Tumors recurred in eight of the 168 patients (5%) with VM distance < 500 µm. After PSM, the rate of overall recurrence and local recurrence in the VM distance < 500 µm group were significantly higher than those in the VM distance ≥ 500 µm group. The 5-year recurrence-free survival rate was significantly higher in the VM distance ≥ 500 µm group than that in VM distance < 500 µm group after PSM (100% vs. 89%, p < 0.012).

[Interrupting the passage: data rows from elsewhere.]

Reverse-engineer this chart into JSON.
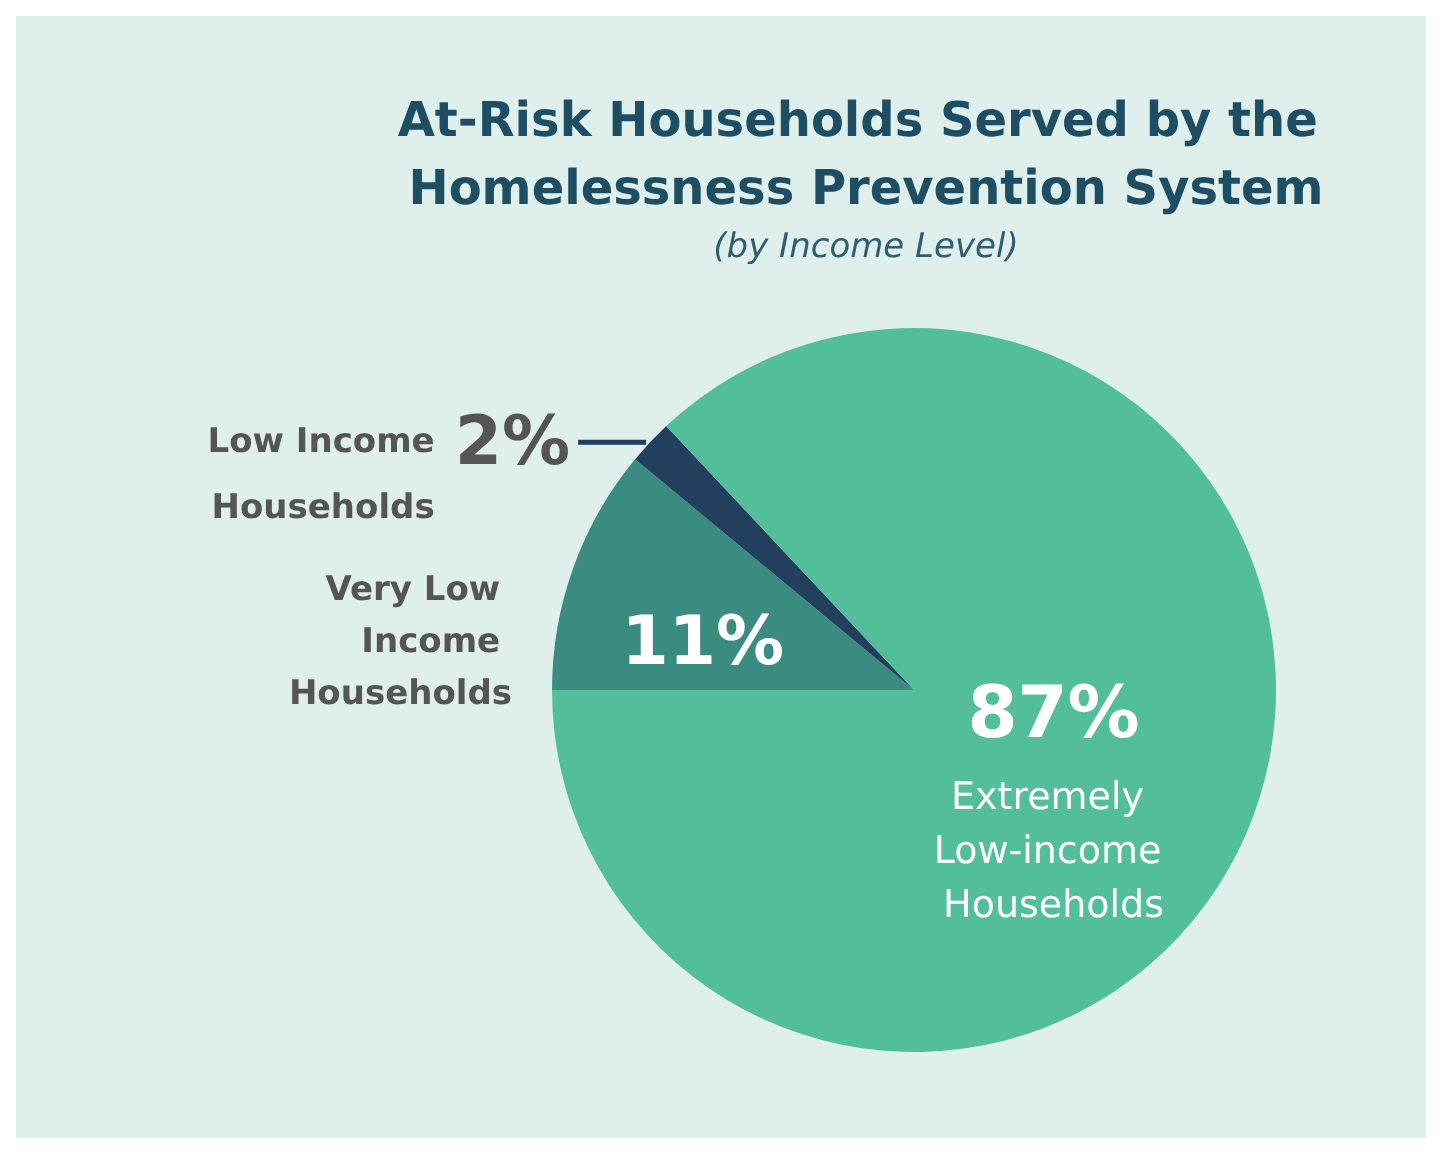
{
  "chart_data": {
    "type": "pie",
    "title": "At-Risk Households Served by the Homelessness Prevention System",
    "subtitle": "(by Income Level)",
    "categories": [
      "Very Low Income Households",
      "Low Income Households",
      "Extremely Low-income Households"
    ],
    "values": [
      11,
      2,
      87
    ],
    "value_labels": [
      "11%",
      "2%",
      "87%"
    ],
    "colors": [
      "#3a8c80",
      "#22405e",
      "#52bf9a"
    ],
    "legend": false
  }
}
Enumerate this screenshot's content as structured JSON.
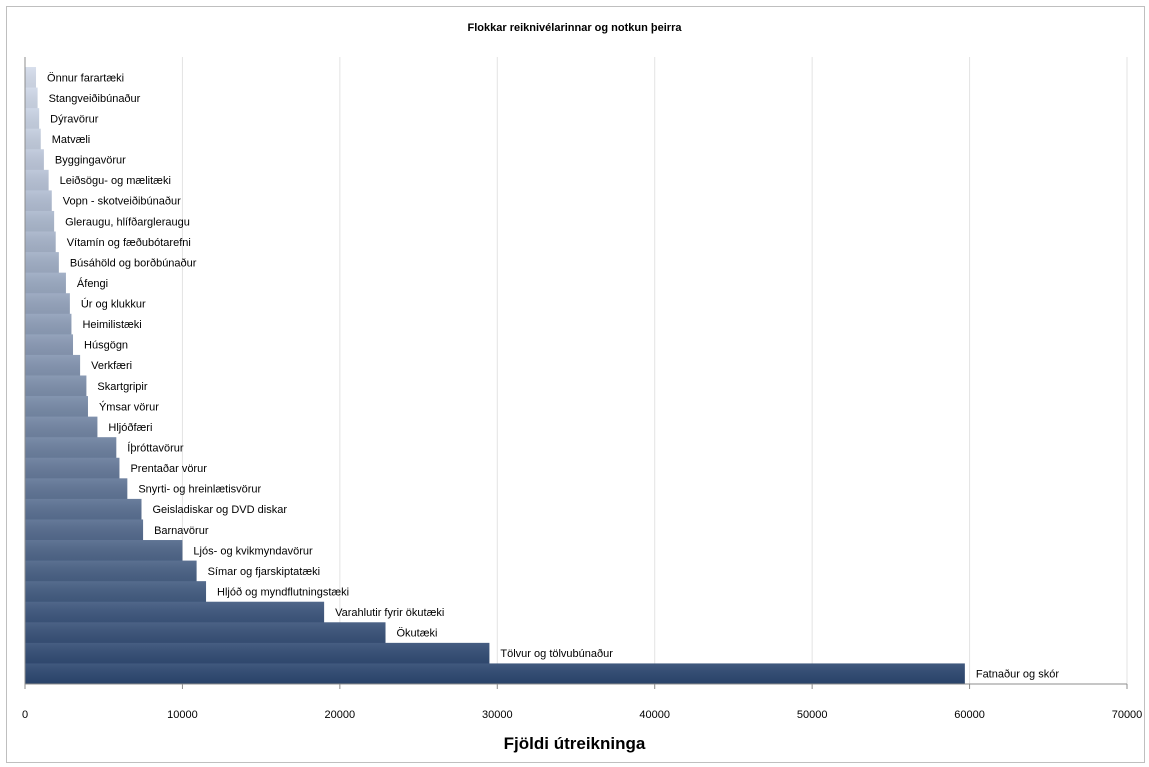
{
  "chart_data": {
    "type": "bar",
    "orientation": "horizontal",
    "title": "Flokkar reiknivélarinnar  og notkun þeirra",
    "xlabel": "Fjöldi útreikninga",
    "ylabel": "",
    "xlim": [
      0,
      70000
    ],
    "x_ticks": [
      "0",
      "10000",
      "20000",
      "30000",
      "40000",
      "50000",
      "60000",
      "70000"
    ],
    "grid": "vertical",
    "legend": "none",
    "colors": {
      "light": "#d4dceb",
      "dark": "#2c4770"
    },
    "categories": [
      "Önnur farartæki",
      "Stangveiðibúnaður",
      "Dýravörur",
      "Matvæli",
      "Byggingavörur",
      "Leiðsögu- og mælitæki",
      "Vopn - skotveiðibúnaður",
      "Gleraugu, hlífðargleraugu",
      "Vítamín og fæðubótarefni",
      "Búsáhöld og borðbúnaður",
      "Áfengi",
      "Úr og klukkur",
      "Heimilistæki",
      "Húsgögn",
      "Verkfæri",
      "Skartgripir",
      "Ýmsar vörur",
      "Hljóðfæri",
      "Íþróttavörur",
      "Prentaðar vörur",
      "Snyrti- og hreinlætisvörur",
      "Geisladiskar og DVD diskar",
      "Barnavörur",
      "Ljós- og kvikmyndavörur",
      "Símar og fjarskiptatæki",
      "Hljóð og myndflutningstæki",
      "Varahlutir fyrir ökutæki",
      "Ökutæki",
      "Tölvur og tölvubúnaður",
      "Fatnaður og skór"
    ],
    "values": [
      700,
      800,
      900,
      1000,
      1200,
      1500,
      1700,
      1850,
      1950,
      2150,
      2600,
      2850,
      2950,
      3050,
      3500,
      3900,
      4000,
      4600,
      5800,
      6000,
      6500,
      7400,
      7500,
      10000,
      10900,
      11500,
      19000,
      22900,
      29500,
      59700
    ]
  }
}
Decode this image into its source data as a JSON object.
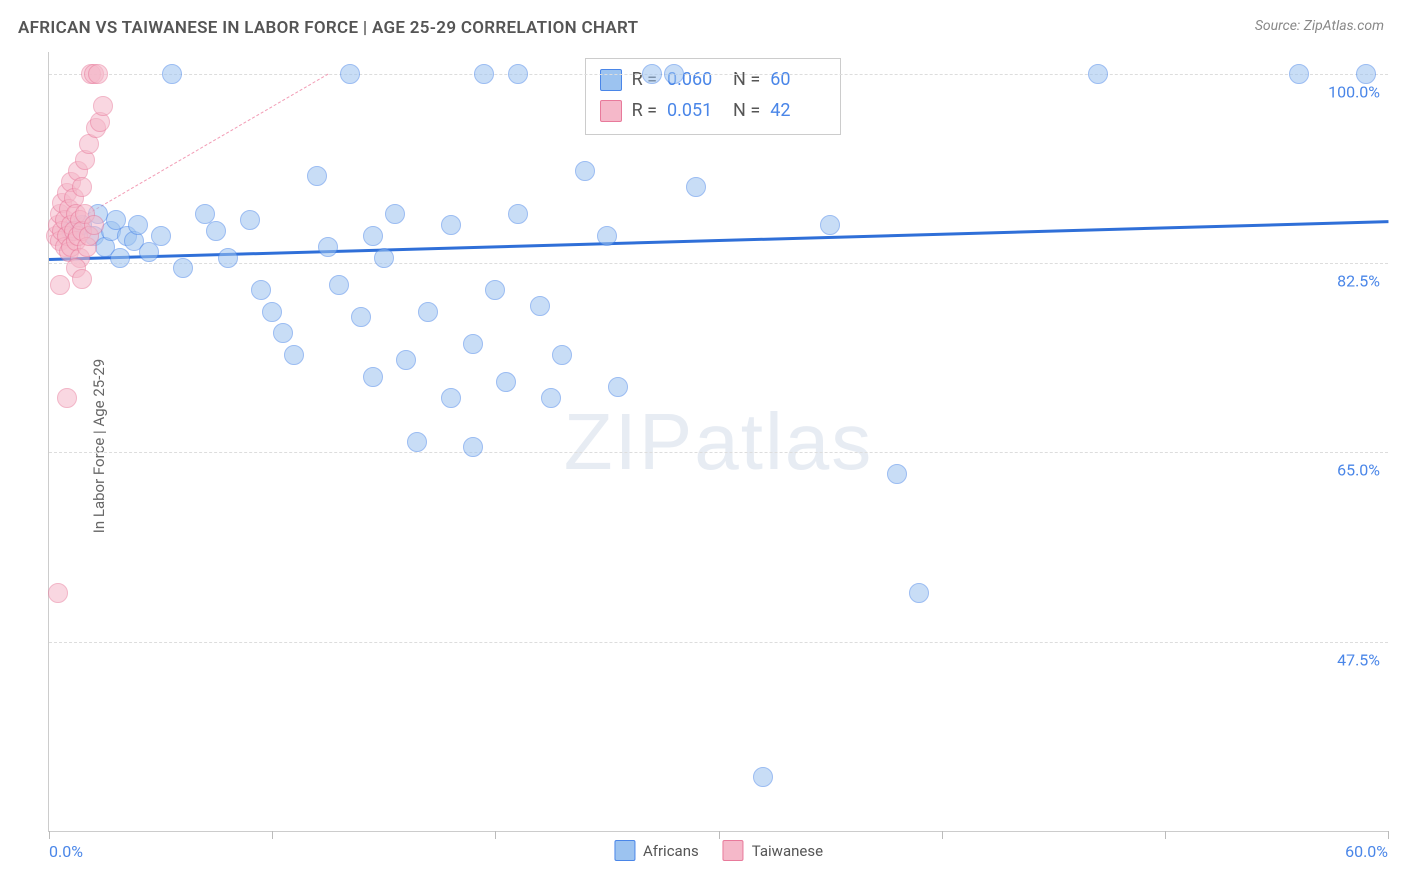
{
  "title": "AFRICAN VS TAIWANESE IN LABOR FORCE | AGE 25-29 CORRELATION CHART",
  "source": "Source: ZipAtlas.com",
  "y_axis_label": "In Labor Force | Age 25-29",
  "watermark": "ZIPatlas",
  "chart": {
    "type": "scatter",
    "xlim": [
      0.0,
      60.0
    ],
    "ylim": [
      30.0,
      102.0
    ],
    "x_ticks_minor": [
      0,
      10,
      20,
      30,
      40,
      50,
      60
    ],
    "x_tick_labels": {
      "min": "0.0%",
      "max": "60.0%"
    },
    "y_gridlines": [
      47.5,
      65.0,
      82.5,
      100.0
    ],
    "y_tick_labels": [
      "47.5%",
      "65.0%",
      "82.5%",
      "100.0%"
    ],
    "background_color": "#ffffff",
    "grid_color": "#dddddd",
    "axis_color": "#cccccc",
    "tick_label_color": "#4a86e8",
    "marker_radius": 10,
    "marker_opacity": 0.55,
    "series": [
      {
        "name": "Africans",
        "fill": "#9cc3f0",
        "stroke": "#4a86e8",
        "trend": {
          "y_at_xmin": 83.0,
          "y_at_xmax": 86.5,
          "color": "#2f6fd8",
          "width": 3,
          "dash": "solid"
        },
        "stats": {
          "R": "0.060",
          "N": "60"
        },
        "points": [
          [
            1.0,
            85.5
          ],
          [
            1.5,
            86.0
          ],
          [
            2.0,
            85.0
          ],
          [
            2.2,
            87.0
          ],
          [
            2.5,
            84.0
          ],
          [
            2.8,
            85.5
          ],
          [
            3.0,
            86.5
          ],
          [
            3.2,
            83.0
          ],
          [
            3.5,
            85.0
          ],
          [
            3.8,
            84.5
          ],
          [
            4.0,
            86.0
          ],
          [
            4.5,
            83.5
          ],
          [
            5.0,
            85.0
          ],
          [
            5.5,
            100.0
          ],
          [
            6.0,
            82.0
          ],
          [
            7.0,
            87.0
          ],
          [
            7.5,
            85.5
          ],
          [
            8.0,
            83.0
          ],
          [
            9.0,
            86.5
          ],
          [
            9.5,
            80.0
          ],
          [
            10.0,
            78.0
          ],
          [
            10.5,
            76.0
          ],
          [
            11.0,
            74.0
          ],
          [
            12.0,
            90.5
          ],
          [
            12.5,
            84.0
          ],
          [
            13.0,
            80.5
          ],
          [
            13.5,
            100.0
          ],
          [
            14.0,
            77.5
          ],
          [
            14.5,
            85.0
          ],
          [
            14.5,
            72.0
          ],
          [
            15.0,
            83.0
          ],
          [
            15.5,
            87.0
          ],
          [
            16.0,
            73.5
          ],
          [
            16.5,
            66.0
          ],
          [
            17.0,
            78.0
          ],
          [
            18.0,
            86.0
          ],
          [
            18.0,
            70.0
          ],
          [
            19.0,
            75.0
          ],
          [
            19.0,
            65.5
          ],
          [
            19.5,
            100.0
          ],
          [
            20.0,
            80.0
          ],
          [
            20.5,
            71.5
          ],
          [
            21.0,
            87.0
          ],
          [
            21.0,
            100.0
          ],
          [
            22.0,
            78.5
          ],
          [
            22.5,
            70.0
          ],
          [
            23.0,
            74.0
          ],
          [
            24.0,
            91.0
          ],
          [
            25.0,
            85.0
          ],
          [
            25.5,
            71.0
          ],
          [
            27.0,
            100.0
          ],
          [
            28.0,
            100.0
          ],
          [
            29.0,
            89.5
          ],
          [
            32.0,
            35.0
          ],
          [
            35.0,
            86.0
          ],
          [
            38.0,
            63.0
          ],
          [
            39.0,
            52.0
          ],
          [
            47.0,
            100.0
          ],
          [
            56.0,
            100.0
          ],
          [
            59.0,
            100.0
          ]
        ]
      },
      {
        "name": "Taiwanese",
        "fill": "#f5b8c9",
        "stroke": "#e87a9b",
        "trend": {
          "y_at_xmin": 85.0,
          "y_at_xmax_partial": 100.0,
          "x_end": 12.5,
          "color": "#f29cb5",
          "width": 1.5,
          "dash": "dashed"
        },
        "stats": {
          "R": "0.051",
          "N": "42"
        },
        "points": [
          [
            0.3,
            85.0
          ],
          [
            0.4,
            86.0
          ],
          [
            0.5,
            84.5
          ],
          [
            0.5,
            87.0
          ],
          [
            0.6,
            85.5
          ],
          [
            0.6,
            88.0
          ],
          [
            0.7,
            84.0
          ],
          [
            0.7,
            86.5
          ],
          [
            0.8,
            85.0
          ],
          [
            0.8,
            89.0
          ],
          [
            0.9,
            87.5
          ],
          [
            0.9,
            83.5
          ],
          [
            1.0,
            86.0
          ],
          [
            1.0,
            84.0
          ],
          [
            1.0,
            90.0
          ],
          [
            1.1,
            85.5
          ],
          [
            1.1,
            88.5
          ],
          [
            1.2,
            84.5
          ],
          [
            1.2,
            87.0
          ],
          [
            1.3,
            85.0
          ],
          [
            1.3,
            91.0
          ],
          [
            1.4,
            86.5
          ],
          [
            1.4,
            83.0
          ],
          [
            1.5,
            85.5
          ],
          [
            1.5,
            89.5
          ],
          [
            1.6,
            87.0
          ],
          [
            1.6,
            92.0
          ],
          [
            1.7,
            84.0
          ],
          [
            1.8,
            93.5
          ],
          [
            1.8,
            85.0
          ],
          [
            1.9,
            100.0
          ],
          [
            2.0,
            100.0
          ],
          [
            2.0,
            86.0
          ],
          [
            2.1,
            95.0
          ],
          [
            2.2,
            100.0
          ],
          [
            2.3,
            95.5
          ],
          [
            2.4,
            97.0
          ],
          [
            0.5,
            80.5
          ],
          [
            0.8,
            70.0
          ],
          [
            0.4,
            52.0
          ],
          [
            1.2,
            82.0
          ],
          [
            1.5,
            81.0
          ]
        ]
      }
    ]
  },
  "bottom_legend": [
    {
      "label": "Africans",
      "fill": "#9cc3f0",
      "stroke": "#4a86e8"
    },
    {
      "label": "Taiwanese",
      "fill": "#f5b8c9",
      "stroke": "#e87a9b"
    }
  ]
}
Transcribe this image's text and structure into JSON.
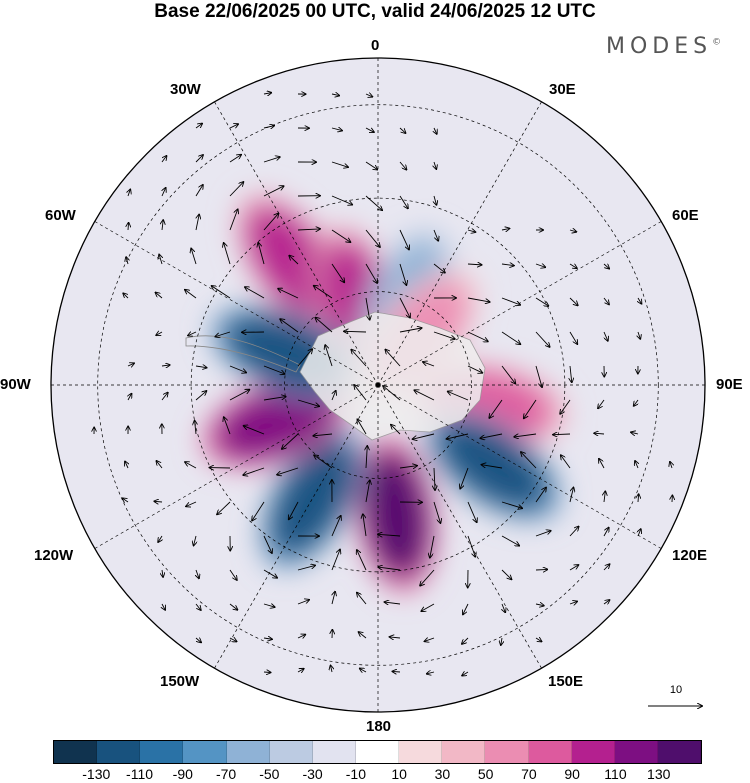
{
  "title": "Base 22/06/2025 00 UTC, valid 24/06/2025 12 UTC",
  "brand": "MODES",
  "brand_mark": "©",
  "longitude_labels": {
    "lon_0": "0",
    "lon_30e": "30E",
    "lon_60e": "60E",
    "lon_90e": "90E",
    "lon_120e": "120E",
    "lon_150e": "150E",
    "lon_180": "180",
    "lon_150w": "150W",
    "lon_120w": "120W",
    "lon_90w": "90W",
    "lon_60w": "60W",
    "lon_30w": "30W"
  },
  "vector_reference": "10",
  "colorbar": {
    "colors": [
      "#10334f",
      "#18527e",
      "#2a72a6",
      "#5494c4",
      "#8fb2d6",
      "#bccbe2",
      "#e2e3f0",
      "#ffffff",
      "#f6dadd",
      "#f2b8c6",
      "#eb8db2",
      "#dd5a9e",
      "#b4208f",
      "#7d0f82",
      "#4f0e6c"
    ],
    "ticks": [
      "-130",
      "-110",
      "-90",
      "-70",
      "-50",
      "-30",
      "-10",
      "10",
      "30",
      "50",
      "70",
      "90",
      "110",
      "130"
    ]
  },
  "anomaly_centers": [
    {
      "lon": 325,
      "lat": -58,
      "value": 95,
      "type": "positive"
    },
    {
      "lon": 345,
      "lat": -72,
      "value": 100,
      "type": "positive"
    },
    {
      "lon": 20,
      "lat": -72,
      "value": -70,
      "type": "negative"
    },
    {
      "lon": 40,
      "lat": -76,
      "value": 50,
      "type": "positive"
    },
    {
      "lon": 100,
      "lat": -66,
      "value": 70,
      "type": "positive"
    },
    {
      "lon": 125,
      "lat": -60,
      "value": -115,
      "type": "negative"
    },
    {
      "lon": 172,
      "lat": -62,
      "value": 130,
      "type": "positive"
    },
    {
      "lon": 210,
      "lat": -62,
      "value": -120,
      "type": "negative"
    },
    {
      "lon": 250,
      "lat": -67,
      "value": 115,
      "type": "positive"
    },
    {
      "lon": 290,
      "lat": -69,
      "value": -125,
      "type": "negative"
    }
  ]
}
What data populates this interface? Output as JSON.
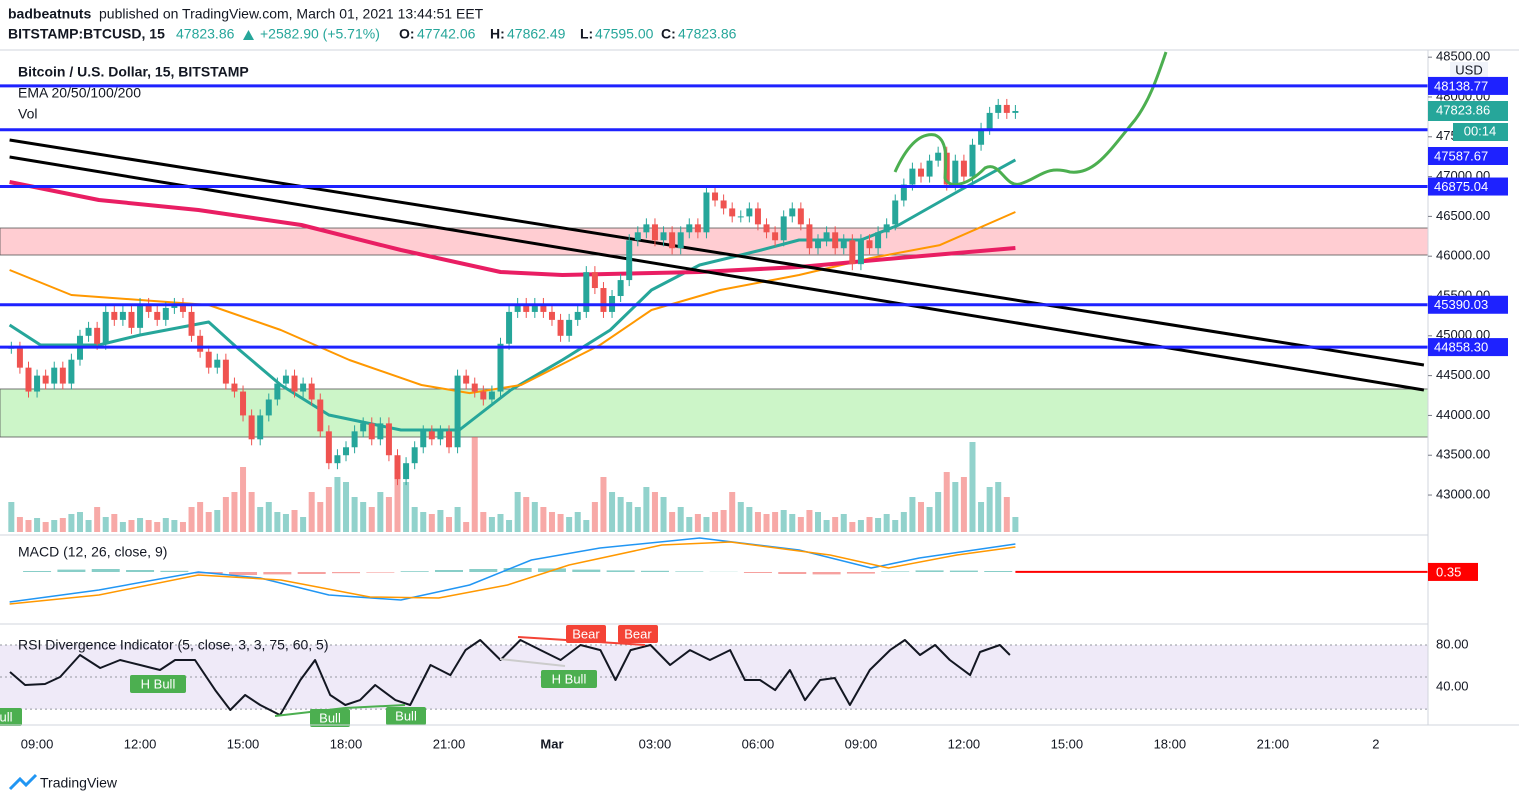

Complete en bloc resection of T1 CRC via ESD must include a sufficient amount of SM to reduce the risk of metastasis and recurrence after additional surgery.
垂直切缘(VM)距离<500μm是内镜下切除的 T1 结直肠癌(CRC)患者复发的危险因素。本研究旨在探讨 VM 距离对 T1 CRC 复发和预后的影响。
本研究纳入了 2008 年至 2016 年间在多个中心接受内镜黏膜下剥离术(ESD)后追加手术的 168 例 T1 CRC 患者。所有患者的随访时间均>5 年。将这 168 例患者分为 VM 距离<500μm(包括阳性 VM,n=72[43%],VM 距离<500μm 组)和 VM 距离≥500μm(n=96[57%],VM 距离≥500μm 组)两组,比较两组患者的临床病理特征、复发率和预后。采用倾向评分匹配(PSM)比较两组患者的临床病理特征。
VM 距离<500μm 组的 168 例患者中,有 8 例(5%)肿瘤复发。PSM 后,VM 距离<500μm 组的总复发率和局部复发率明显高于 VM 距离≥500μm 组。PSM 后,VM 距离≥500μm 组的 5 年无复发生存率明显高于 VM 距离<500μm 组(100%比 89%,p<0.012)。
通过 ESD 行 T1 CRC 整块切除时,必须包含足够的黏膜下层,以降低追加手术后发生转移和复发的风险。